Upper Gastrointestinal Bleeding In A Nigerian Diagnostic Center:A Retrospective Study Of Endoscopic Records
Emuobor Aghoghor Odeghe (1), Oluwafunmilayo Funke Adeniyi (2), Aderemi Omololu Oluyemi (3), Vivian Ngozi Nwude (4), and Samuel Olalekan Keshinro (5)
1Department of Medicine, College of Medicine/Lagos University Teaching Hospital, Lagos, Nigeria
2Department of Paediatrics, College of Medicine/Lagos University Teaching Hospital, Lagos, Nigeria
3ReMay Consultancy and Medical Services, Ikeja, Lagos, Nigeria
4Evercare Hospital, Lekki, Lagos, Nigeria
5Police Hospital, Falomo, Ikoyi, Lagos, Nigeria
Correspondences to: Emuobor A. Odeghe; email: email@example.com
Received: 12 Jun 2021; Revised: 21 Oct 2021; Accepted: 26 Oct 2021; Available online: 5 Dec 2021
Background: Upper gastrointestinal bleeding (UGIB) is a common indication for endoscopy. We aimed to describe the endoscopic findings in patients referred to our center with UGIB. Methods: This was a single-center retrospective study of the endoscopic findings in patients with UGIB between August 1, 2017, and April 30, 2019, in Lagos, Nigeria. Data were analyzed using Statistical Package for Social Sciences version 23.0. Results: Eight hundred thirty-two patients underwent endoscopy, of which 129 (16%) were for UGIB, which occurred twice as frequently in males. Melena was the most frequent presentation. Endoscopic abnormalities including gastric/duodenal peptic ulcers (39%),
gastroduodenal erosions (36%), and varices (12%), were identified in 83% of the participants. Most ulcers were low risk. Conclusion: Patients presenting to our center with UGIB commonly have gastric/duodenal peptic ulcers or gastroduodenal erosions.
Keywords: Upper gastrointestinal bleeding, Endoscopy, Nigeria.

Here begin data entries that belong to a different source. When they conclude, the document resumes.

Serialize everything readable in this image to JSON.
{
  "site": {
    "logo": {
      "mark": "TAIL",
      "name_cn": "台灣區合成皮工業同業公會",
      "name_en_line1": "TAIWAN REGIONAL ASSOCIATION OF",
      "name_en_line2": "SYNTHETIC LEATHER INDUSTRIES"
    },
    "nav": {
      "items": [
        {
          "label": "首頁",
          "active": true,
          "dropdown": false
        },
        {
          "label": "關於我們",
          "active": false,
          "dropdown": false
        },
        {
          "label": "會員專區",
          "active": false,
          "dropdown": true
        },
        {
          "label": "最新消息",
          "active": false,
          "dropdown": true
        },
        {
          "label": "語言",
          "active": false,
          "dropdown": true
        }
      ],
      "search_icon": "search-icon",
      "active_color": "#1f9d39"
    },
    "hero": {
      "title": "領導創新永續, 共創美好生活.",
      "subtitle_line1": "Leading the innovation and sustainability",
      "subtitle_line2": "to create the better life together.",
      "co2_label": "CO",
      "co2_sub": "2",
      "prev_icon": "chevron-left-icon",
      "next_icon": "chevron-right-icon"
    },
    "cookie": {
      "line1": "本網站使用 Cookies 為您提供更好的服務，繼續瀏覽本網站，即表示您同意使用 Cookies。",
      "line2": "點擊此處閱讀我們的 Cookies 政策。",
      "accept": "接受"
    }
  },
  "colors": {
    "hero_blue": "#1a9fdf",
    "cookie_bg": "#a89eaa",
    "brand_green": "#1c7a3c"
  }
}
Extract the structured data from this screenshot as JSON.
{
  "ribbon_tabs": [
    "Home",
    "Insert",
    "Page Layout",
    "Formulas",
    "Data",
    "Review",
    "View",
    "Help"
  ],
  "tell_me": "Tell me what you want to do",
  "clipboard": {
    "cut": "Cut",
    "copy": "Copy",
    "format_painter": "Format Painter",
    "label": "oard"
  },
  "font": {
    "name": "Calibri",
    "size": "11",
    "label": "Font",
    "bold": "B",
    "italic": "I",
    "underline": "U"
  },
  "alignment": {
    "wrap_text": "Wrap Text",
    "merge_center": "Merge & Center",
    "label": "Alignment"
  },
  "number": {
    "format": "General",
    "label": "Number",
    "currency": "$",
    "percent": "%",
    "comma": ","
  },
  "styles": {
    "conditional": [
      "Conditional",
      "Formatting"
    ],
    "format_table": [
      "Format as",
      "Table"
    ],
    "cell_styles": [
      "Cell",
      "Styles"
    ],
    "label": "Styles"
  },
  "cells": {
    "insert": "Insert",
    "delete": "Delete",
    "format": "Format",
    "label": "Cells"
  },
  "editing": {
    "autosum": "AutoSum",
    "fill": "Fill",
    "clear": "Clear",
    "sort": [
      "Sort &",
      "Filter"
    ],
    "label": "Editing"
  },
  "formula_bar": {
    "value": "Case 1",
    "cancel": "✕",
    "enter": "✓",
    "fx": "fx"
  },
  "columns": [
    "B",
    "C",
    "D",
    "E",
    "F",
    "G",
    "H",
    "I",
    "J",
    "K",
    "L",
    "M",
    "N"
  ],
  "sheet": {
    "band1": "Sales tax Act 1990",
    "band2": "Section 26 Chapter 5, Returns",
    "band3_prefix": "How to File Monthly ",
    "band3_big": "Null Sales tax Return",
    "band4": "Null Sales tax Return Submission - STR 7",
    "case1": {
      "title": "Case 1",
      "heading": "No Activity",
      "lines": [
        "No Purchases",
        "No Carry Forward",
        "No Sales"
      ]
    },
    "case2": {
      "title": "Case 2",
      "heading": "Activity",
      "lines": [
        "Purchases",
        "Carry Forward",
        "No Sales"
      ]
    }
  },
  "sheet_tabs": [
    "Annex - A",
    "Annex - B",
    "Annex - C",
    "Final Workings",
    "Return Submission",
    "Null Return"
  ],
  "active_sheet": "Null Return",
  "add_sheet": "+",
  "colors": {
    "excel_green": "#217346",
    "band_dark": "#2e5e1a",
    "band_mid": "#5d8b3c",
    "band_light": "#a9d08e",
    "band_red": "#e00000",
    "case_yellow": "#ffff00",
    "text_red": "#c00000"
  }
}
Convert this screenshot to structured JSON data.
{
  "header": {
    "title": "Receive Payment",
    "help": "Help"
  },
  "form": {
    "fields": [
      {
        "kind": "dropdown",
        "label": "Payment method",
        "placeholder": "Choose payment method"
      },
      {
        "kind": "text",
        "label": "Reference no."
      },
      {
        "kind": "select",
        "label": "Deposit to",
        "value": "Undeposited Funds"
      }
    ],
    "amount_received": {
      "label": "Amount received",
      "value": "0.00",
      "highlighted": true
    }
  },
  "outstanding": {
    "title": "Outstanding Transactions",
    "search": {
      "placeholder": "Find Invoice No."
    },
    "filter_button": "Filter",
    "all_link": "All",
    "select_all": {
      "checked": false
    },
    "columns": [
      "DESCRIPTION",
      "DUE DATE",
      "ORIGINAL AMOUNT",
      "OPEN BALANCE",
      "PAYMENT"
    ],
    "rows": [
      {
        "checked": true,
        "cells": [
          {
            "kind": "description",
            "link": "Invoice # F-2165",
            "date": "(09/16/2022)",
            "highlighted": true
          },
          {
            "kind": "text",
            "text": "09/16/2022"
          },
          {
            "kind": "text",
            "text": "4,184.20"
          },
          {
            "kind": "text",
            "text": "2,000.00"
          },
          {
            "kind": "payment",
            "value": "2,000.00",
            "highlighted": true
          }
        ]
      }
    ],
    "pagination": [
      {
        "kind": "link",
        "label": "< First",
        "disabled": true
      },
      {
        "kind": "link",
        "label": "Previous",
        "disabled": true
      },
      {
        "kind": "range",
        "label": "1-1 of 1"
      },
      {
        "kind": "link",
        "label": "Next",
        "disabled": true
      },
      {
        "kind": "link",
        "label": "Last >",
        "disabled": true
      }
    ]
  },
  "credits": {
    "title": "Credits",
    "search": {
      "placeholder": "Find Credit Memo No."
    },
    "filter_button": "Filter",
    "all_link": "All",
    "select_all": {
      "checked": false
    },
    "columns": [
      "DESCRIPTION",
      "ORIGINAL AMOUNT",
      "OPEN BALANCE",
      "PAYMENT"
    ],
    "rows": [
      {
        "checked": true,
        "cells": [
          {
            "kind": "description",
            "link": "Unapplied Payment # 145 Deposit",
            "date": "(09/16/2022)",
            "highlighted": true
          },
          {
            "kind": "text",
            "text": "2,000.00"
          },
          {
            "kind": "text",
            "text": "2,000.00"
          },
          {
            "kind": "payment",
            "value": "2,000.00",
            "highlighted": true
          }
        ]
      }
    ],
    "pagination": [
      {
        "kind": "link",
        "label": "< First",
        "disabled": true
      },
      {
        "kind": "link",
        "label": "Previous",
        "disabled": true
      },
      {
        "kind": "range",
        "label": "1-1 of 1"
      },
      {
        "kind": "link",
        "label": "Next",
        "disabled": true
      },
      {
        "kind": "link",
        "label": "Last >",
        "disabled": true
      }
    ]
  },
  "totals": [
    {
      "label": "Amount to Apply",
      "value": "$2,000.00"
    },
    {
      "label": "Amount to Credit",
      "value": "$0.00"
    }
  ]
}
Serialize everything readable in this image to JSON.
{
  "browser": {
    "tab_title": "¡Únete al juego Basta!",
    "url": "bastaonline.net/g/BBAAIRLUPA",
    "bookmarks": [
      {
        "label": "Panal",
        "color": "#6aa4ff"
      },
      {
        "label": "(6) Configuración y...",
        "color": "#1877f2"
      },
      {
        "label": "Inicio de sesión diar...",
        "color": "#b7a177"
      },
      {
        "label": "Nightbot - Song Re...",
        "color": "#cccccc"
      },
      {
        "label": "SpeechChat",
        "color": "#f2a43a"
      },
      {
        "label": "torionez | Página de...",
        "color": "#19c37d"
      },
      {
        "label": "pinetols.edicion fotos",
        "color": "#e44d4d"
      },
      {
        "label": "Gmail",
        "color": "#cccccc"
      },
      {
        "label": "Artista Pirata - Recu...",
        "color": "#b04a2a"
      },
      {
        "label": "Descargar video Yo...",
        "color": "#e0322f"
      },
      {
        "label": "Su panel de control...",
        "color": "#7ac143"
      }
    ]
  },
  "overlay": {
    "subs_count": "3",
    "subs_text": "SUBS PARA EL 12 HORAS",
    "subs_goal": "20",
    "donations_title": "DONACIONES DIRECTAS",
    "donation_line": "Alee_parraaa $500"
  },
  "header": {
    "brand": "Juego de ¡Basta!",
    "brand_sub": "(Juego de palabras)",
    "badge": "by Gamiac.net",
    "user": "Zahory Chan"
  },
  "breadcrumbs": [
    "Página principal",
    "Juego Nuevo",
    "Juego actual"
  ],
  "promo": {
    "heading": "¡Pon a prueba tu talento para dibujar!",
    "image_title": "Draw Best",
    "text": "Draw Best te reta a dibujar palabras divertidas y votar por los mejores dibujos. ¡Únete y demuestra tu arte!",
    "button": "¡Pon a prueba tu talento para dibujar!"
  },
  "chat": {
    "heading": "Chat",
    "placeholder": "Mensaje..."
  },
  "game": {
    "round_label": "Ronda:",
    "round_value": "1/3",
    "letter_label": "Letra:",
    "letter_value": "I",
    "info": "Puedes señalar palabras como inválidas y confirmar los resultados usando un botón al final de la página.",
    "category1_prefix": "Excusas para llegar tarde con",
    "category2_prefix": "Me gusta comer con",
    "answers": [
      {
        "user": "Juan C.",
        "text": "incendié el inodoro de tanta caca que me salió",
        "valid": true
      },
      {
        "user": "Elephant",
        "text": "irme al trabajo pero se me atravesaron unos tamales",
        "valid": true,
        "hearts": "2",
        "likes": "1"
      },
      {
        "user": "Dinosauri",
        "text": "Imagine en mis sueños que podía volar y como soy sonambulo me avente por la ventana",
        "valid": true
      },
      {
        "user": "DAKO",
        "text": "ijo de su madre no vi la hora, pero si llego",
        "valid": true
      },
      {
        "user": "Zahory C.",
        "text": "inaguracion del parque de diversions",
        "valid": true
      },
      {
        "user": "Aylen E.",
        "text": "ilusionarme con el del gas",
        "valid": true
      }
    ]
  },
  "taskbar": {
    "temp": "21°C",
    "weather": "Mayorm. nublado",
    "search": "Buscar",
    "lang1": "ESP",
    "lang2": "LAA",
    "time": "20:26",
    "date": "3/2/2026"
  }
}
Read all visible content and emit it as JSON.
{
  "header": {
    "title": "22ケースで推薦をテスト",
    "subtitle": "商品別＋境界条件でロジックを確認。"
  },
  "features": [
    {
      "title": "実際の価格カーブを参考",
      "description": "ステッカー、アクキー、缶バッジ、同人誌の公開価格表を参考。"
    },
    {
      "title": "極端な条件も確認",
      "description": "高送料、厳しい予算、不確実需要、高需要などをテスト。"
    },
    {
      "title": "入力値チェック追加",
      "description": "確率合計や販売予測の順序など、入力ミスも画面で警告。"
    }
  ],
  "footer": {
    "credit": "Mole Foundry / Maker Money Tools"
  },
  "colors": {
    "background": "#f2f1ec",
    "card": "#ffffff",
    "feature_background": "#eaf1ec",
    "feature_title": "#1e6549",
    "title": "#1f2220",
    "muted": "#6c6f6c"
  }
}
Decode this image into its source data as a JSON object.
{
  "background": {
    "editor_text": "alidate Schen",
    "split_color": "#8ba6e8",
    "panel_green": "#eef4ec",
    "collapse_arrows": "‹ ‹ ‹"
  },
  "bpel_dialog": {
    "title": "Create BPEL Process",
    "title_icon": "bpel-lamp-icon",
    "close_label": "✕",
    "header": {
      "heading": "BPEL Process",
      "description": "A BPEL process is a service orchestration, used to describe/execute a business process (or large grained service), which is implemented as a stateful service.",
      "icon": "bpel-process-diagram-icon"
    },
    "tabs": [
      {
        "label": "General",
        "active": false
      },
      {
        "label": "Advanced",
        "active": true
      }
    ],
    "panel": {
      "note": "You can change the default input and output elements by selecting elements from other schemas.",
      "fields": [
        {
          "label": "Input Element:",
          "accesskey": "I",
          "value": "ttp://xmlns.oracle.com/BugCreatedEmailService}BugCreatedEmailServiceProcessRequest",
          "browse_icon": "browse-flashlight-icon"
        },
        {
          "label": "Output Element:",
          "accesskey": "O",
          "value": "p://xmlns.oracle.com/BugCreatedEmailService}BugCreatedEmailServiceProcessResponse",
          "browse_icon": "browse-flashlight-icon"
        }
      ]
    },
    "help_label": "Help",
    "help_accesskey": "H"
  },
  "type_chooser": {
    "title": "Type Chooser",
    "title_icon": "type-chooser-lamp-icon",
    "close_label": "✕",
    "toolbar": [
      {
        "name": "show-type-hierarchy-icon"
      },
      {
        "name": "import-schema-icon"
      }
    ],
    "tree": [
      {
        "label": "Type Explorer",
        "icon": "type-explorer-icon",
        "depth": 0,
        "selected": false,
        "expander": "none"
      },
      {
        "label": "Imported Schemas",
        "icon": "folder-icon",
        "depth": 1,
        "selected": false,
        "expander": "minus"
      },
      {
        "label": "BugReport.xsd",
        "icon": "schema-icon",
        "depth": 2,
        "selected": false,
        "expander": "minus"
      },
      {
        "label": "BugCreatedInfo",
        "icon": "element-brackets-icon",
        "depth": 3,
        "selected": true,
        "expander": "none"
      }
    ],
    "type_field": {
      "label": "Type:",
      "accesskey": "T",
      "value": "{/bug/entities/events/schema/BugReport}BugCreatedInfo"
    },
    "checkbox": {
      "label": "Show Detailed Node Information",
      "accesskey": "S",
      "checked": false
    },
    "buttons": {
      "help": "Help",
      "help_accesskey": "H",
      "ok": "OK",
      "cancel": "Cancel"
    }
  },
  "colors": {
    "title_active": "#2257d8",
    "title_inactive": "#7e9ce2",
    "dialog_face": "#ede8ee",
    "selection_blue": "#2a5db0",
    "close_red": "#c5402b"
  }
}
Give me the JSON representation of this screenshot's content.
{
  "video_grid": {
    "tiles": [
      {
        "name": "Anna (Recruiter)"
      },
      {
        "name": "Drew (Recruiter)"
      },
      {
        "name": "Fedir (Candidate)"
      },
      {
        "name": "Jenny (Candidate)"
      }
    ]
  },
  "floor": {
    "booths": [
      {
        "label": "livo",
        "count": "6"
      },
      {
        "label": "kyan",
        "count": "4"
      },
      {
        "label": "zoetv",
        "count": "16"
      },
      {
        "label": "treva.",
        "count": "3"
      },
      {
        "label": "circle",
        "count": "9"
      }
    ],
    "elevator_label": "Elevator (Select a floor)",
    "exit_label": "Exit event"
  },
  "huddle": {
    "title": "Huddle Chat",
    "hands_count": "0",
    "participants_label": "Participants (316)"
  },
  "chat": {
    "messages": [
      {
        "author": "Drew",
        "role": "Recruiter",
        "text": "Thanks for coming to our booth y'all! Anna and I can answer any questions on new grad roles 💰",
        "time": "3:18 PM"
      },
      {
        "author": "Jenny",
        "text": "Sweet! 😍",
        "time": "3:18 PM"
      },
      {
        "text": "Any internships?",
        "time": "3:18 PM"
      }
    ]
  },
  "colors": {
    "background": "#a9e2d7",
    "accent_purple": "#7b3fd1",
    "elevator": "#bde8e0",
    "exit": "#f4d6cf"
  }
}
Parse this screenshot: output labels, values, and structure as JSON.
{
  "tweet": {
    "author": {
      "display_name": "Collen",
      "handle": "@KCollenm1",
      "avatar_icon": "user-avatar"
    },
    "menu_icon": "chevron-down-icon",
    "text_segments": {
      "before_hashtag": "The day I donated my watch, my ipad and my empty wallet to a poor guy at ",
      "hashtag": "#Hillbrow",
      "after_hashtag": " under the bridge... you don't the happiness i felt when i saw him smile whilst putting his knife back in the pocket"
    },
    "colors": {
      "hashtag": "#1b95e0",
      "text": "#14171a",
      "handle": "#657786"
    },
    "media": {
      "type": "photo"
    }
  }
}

Ann Afr Surg. 2022; 19(1): 28-32
Conflict of interest: None
© 2022 Author. This work is licensed under the Creative Commons Attribution 4.0 International License
Upper gastrointestinal bleeding (UGIB) is defined as bleeding above the ligament of Treitz, and it includes bleeding from the esophagus, stomach, and duodenum (1). It can be classified as either variceal or non-variceal, and its treatment depends on this classification (1). Endoscopy has become a most essential tool in the definitive evaluation of the causes of upper gastrointestinal diseases in general, and UGIB in particular; indeed, the condition is a common indication for the procedure (2-4). Clinical presentation in UGIB is varied, and may include hematemesis, melena, hematochezia, syncope, or shock (2, 5, 6). It is more common in males and older adults (5, 6). The most common endoscopic findings include peptic ulcer disease (PUD), gastroduodenal erosions, and esophageal varices (2, 3, 6). This is hardly surprising, as these are also the most common findings in patients undergoing endoscopy for the evaluation of upper gastrointestinal symptoms (4). Risk factors include use of non-steroidal anti-inflammatory drugs (NSAIDs), alcohol consumption, smoking, or previous PUD or UGIB (2, 7). Mortality from an episode of UGIB from African studies is up to 15% and is higher in patients with diastolic blood pressures >90 mmHg, those who did not receive blood transfusion, those at least 60 years old, those who were hospitalized at the time they developed UGIB, and those with major comorbidities such as liver cirrhosis, renal failure, and ischemic heart failure (3, 5, 6). There are few local studies on this topic, with most being carried out in public institutions (3, 5, 8). The aim of this study, therefore, was to describe the endoscopic findings in patients presenting with UGIB to a private diagnostic center in Lagos, Nigeria.
Materials and Methods
This was a retrospective study of the endoscopic records of all patients aged at least 16 years who had endoscopy for UGIB between August 2017 and April 2019 at the endoscopy suite of a private diagnostic center in Lagos. This center is located in the mainland area of the state, offers both diagnostic and therapeutic gastrointestinal endoscopy services to adults and children who are referred from within and outside the state, and performs an average of 100 procedures monthly. The procedures are performed by both adult and pediatric gastrointestinal endoscopists. Ethical approval was obtained before commencement of the study.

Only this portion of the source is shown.